Tasks that involve exploration, interpretation, and synthesis are less about producing a single output and more about maintaining an evolving understanding. In these cases, the value shifts from isolated answers to structured context that can be revisited and refined.

This also affects decision making. When beliefs, evidence, and contradictions are tracked explicitly, it becomes easier to see where uncertainty exists and why. Decisions can be made with a clearer understanding of trade-offs, rather than relying on a single summarised view.

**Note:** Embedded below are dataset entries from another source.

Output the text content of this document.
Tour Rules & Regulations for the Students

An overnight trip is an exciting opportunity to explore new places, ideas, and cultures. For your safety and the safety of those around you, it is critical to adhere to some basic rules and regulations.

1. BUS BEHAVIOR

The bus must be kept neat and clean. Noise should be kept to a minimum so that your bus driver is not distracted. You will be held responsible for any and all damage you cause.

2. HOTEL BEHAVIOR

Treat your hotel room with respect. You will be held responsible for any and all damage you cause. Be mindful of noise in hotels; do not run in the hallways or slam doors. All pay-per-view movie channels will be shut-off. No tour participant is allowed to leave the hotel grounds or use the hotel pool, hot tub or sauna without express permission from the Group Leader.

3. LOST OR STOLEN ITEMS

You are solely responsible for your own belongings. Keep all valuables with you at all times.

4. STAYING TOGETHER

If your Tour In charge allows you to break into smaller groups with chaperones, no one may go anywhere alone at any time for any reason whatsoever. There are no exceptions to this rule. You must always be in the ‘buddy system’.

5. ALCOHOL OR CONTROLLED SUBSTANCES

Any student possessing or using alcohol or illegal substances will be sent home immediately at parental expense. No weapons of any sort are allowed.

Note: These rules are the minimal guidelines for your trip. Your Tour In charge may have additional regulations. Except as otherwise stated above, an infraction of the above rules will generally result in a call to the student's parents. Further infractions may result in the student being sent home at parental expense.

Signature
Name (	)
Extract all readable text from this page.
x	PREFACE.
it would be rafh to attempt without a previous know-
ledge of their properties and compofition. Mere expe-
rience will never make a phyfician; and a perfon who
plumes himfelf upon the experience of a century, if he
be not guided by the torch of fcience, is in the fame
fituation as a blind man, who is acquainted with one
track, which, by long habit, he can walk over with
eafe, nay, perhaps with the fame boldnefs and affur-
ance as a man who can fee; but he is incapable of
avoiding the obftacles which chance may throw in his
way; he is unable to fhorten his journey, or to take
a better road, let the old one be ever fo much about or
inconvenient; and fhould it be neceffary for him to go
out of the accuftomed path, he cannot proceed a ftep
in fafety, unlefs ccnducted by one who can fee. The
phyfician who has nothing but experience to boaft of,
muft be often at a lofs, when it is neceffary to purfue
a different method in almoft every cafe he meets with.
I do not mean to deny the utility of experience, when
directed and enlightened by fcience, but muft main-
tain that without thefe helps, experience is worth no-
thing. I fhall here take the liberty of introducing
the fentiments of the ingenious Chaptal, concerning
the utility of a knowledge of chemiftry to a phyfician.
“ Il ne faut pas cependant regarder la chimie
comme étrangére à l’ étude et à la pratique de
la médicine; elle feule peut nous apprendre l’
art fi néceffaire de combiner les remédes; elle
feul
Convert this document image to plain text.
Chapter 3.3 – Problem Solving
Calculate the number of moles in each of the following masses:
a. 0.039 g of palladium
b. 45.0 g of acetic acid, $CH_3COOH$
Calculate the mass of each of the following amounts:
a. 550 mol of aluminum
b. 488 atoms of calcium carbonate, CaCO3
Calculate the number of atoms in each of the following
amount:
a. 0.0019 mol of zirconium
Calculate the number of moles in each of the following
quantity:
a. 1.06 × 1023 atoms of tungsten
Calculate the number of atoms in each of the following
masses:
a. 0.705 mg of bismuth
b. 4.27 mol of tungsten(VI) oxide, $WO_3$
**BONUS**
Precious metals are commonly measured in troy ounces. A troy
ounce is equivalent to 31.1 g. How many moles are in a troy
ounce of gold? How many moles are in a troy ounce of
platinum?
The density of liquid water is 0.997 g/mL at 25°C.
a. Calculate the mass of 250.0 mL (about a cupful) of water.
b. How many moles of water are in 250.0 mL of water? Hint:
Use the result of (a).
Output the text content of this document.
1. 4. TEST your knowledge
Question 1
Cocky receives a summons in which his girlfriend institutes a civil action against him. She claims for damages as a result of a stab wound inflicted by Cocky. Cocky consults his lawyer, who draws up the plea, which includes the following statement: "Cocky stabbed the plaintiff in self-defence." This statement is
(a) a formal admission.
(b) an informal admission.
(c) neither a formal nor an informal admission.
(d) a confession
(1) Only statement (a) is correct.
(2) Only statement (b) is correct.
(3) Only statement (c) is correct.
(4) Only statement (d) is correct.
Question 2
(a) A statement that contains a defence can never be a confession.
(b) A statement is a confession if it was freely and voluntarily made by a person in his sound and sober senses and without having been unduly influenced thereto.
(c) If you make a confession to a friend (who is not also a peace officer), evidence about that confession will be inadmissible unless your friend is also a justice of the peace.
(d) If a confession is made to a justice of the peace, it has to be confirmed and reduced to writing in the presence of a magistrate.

More broadly, it points towards a different class of systems. Not just assistants that respond, but systems that maintain continuity. Systems that can hold competing perspectives, track how understanding changes, and expose that process to the user.

LongView is one example of that direction. Not a finished solution, but a step towards systems that are less about generating answers, and more about building transparent understanding over time.

Closing

LongView started as a simple question: What happens if an AI system is allowed to pursue its own line of inquiry, rather than waiting to be prompted?

Building it turned that into something more concrete. Namely a system that maintains context, structures knowledge, and evolves its understanding over time. It's not perfect, and it's not complete. It still depends on the quality of its inputs, the limits of current models, and the assumptions built into its design. But it points to a different way of thinking about AI systems.

Less focused on single interactions, more on continuity. Less about generating answers, more about building understanding. The most interesting part is not what LongView currently knows, but how it changes. How beliefs are formed, challenged, and revised over time.

That process is where the value sits and LongView is one step in that direction.